7. A plain reading of the pleaded facts makes it patently clear that the respondent-company had availed financial accommodation from the petitioner-company and the amount due according to the former, as on 24.03.2003 was Rs. 16,59,975/-. The materials on record establish that the cheque dated 24.03.2003 by the respondent-company to liquidate the said amount was dishonoured by its banker i.e., the Punjab National Bank on 02.04.2003. A demand for the amount was made by the petitioner through its notice dated 06.04.2003, following which the above criminal proceeding was instituted. The notice dated 06.01.2005, demanding the said amount within a period of 21 days from the receipt thereof, also remained uncomplied. Apart from the fact that the said notice had been issued by registered post with A/D, the assertion that it had been received on the respondent-company on 12.01.2005, has remained unquestioned. The photocopy of one of the A/D cards accompanying the notice and addressed to the respondent-company at its registered office at Siakur Villa, Bishanpur, Shillong (Meghalaya), annexed to the petition, proclaims that it had been served on behalf of the respondent-company on 12.01.2005. The irresistible conclusion thus, is that the respondent-company inspite of being served with the notice registering a demand of the amount due from it to the petitioner, had failed and/or neglected to pay the same without any justification whatsoever. In terms of Section 434 of the Act therefore, the respondent-company is deemed to be unable to pay its debts.

8. Section 433 of the Act, enumerates the circumstances in which a company may be wound up by the Court.
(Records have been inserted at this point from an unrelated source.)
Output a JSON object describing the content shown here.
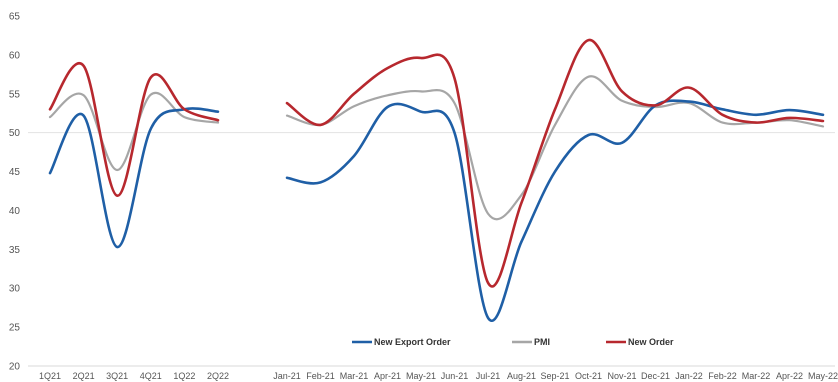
{
  "chart_data": {
    "type": "line",
    "ylim": [
      20,
      65
    ],
    "yticks": [
      20,
      25,
      30,
      35,
      40,
      45,
      50,
      55,
      60,
      65
    ],
    "grid": false,
    "reference_line": 50,
    "legend_placement": "bottom-center",
    "panels": [
      {
        "categories": [
          "1Q21",
          "2Q21",
          "3Q21",
          "4Q21",
          "1Q22",
          "2Q22"
        ],
        "series": [
          {
            "name": "New Export Order",
            "color": "#1f5fa6",
            "values": [
              44.8,
              52.2,
              35.3,
              50.5,
              53.0,
              52.7
            ]
          },
          {
            "name": "PMI",
            "color": "#a6a6a6",
            "values": [
              52.0,
              54.8,
              45.2,
              54.9,
              52.0,
              51.3
            ]
          },
          {
            "name": "New Order",
            "color": "#b7282e",
            "values": [
              53.0,
              58.6,
              41.9,
              57.1,
              53.0,
              51.6
            ]
          }
        ]
      },
      {
        "categories": [
          "Jan-21",
          "Feb-21",
          "Mar-21",
          "Apr-21",
          "May-21",
          "Jun-21",
          "Jul-21",
          "Aug-21",
          "Sep-21",
          "Oct-21",
          "Nov-21",
          "Dec-21",
          "Jan-22",
          "Feb-22",
          "Mar-22",
          "Apr-22",
          "May-22"
        ],
        "series": [
          {
            "name": "New Export Order",
            "color": "#1f5fa6",
            "values": [
              44.2,
              43.6,
              47.0,
              53.3,
              52.7,
              50.0,
              26.2,
              36.0,
              45.0,
              49.7,
              48.7,
              53.5,
              54.0,
              53.0,
              52.3,
              52.9,
              52.3
            ]
          },
          {
            "name": "PMI",
            "color": "#a6a6a6",
            "values": [
              52.2,
              51.0,
              53.4,
              54.8,
              55.3,
              53.8,
              39.6,
              42.0,
              51.0,
              57.2,
              54.1,
              53.3,
              53.8,
              51.3,
              51.3,
              51.6,
              50.8
            ]
          },
          {
            "name": "New Order",
            "color": "#b7282e",
            "values": [
              53.8,
              51.0,
              55.0,
              58.3,
              59.6,
              57.0,
              30.7,
              41.0,
              53.0,
              61.9,
              55.3,
              53.5,
              55.8,
              52.3,
              51.3,
              51.9,
              51.5
            ]
          }
        ]
      }
    ],
    "legend": [
      "New Export Order",
      "PMI",
      "New Order"
    ]
  }
}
One of the recognized eventualities, is when it is unable to pay its debts. By applying the deeming provision of law incorporated in Section 434 of the Act, the respondent-company being unable to pay its debts, it is permissible to pass an order to wind it up under the Act. Noticeably, the respondent-company throughout has displayed an indifferent and non-challant attitude not only to the petitioner's demands for liquidation of its dues but also to the instant proceeding.

9. In UTI Bank Ltd. (Supra), in which a prayer for winding up of the respondent-company therein, was involved, the petitioner had additionally instituted a criminal proceeding under Section 138 of the Negotiable Instruments Act 1881 (as amended) by filing a criminal complaint in the appropriate Court. The plea against its maintainability on that count was negatived bythe jurisdictional High Court.

10. As it is Section 138 of the Negotiable Instrument Act, 1881, defines a criminal offence consequent upon the dishonour of a cheque drawn by a person to discharge in whole or any part, his debts or any other liability. Though the said penal provision provides for a sentence of imprisonment, as well as of fine to the extent of an amount twice the sum of the cheque, a proceeding thereunder cannot be construed to be for recovery of the money in default. In other words, a proceeding under Section 138 of the Negotiable Instrument Act 1881, cannot be construed to be an alternative to a civil suit or any other proceeding for realization of the amount remaining unpaid as a debt following the dishonour of a cheque by the debtor. The empowerment of a Court under the legal provision to impose a fine of a sum, which may extend to twice the cheque amount, per se does not render the proceeding to be dominantly one for the recovery thereof. The remedies comprehended under the Negotiable Instrument Act 1881 and the Act, are therefore, distinctively different and not mutilative each other. In that view of the matter, I feel persuaded to sustain the contention of the learned Counsel for the petitioner bearing on the maintainability of the company petition.

11. In the wake of the above, the petition is allowed. While rendering this decision this Court is not oblivious of the detrimental consequences likely to visit the respondent-company. However, in the face of the overwhelming facts on record and the legal provisions noticed hereinabove, the prayer made ought to be acceded to. It is therefore, ordered that the respondent-company, namely, Sheba Wheels (P) Ltd., Ziakur Villa, Bishanpur Shillong (Meghalaya), be wound up in terms of the relevant provisions of the Act and the Rules framed thereunder. The Registry would take the follow up steps in accordance with the relevant legal provisions. No costs.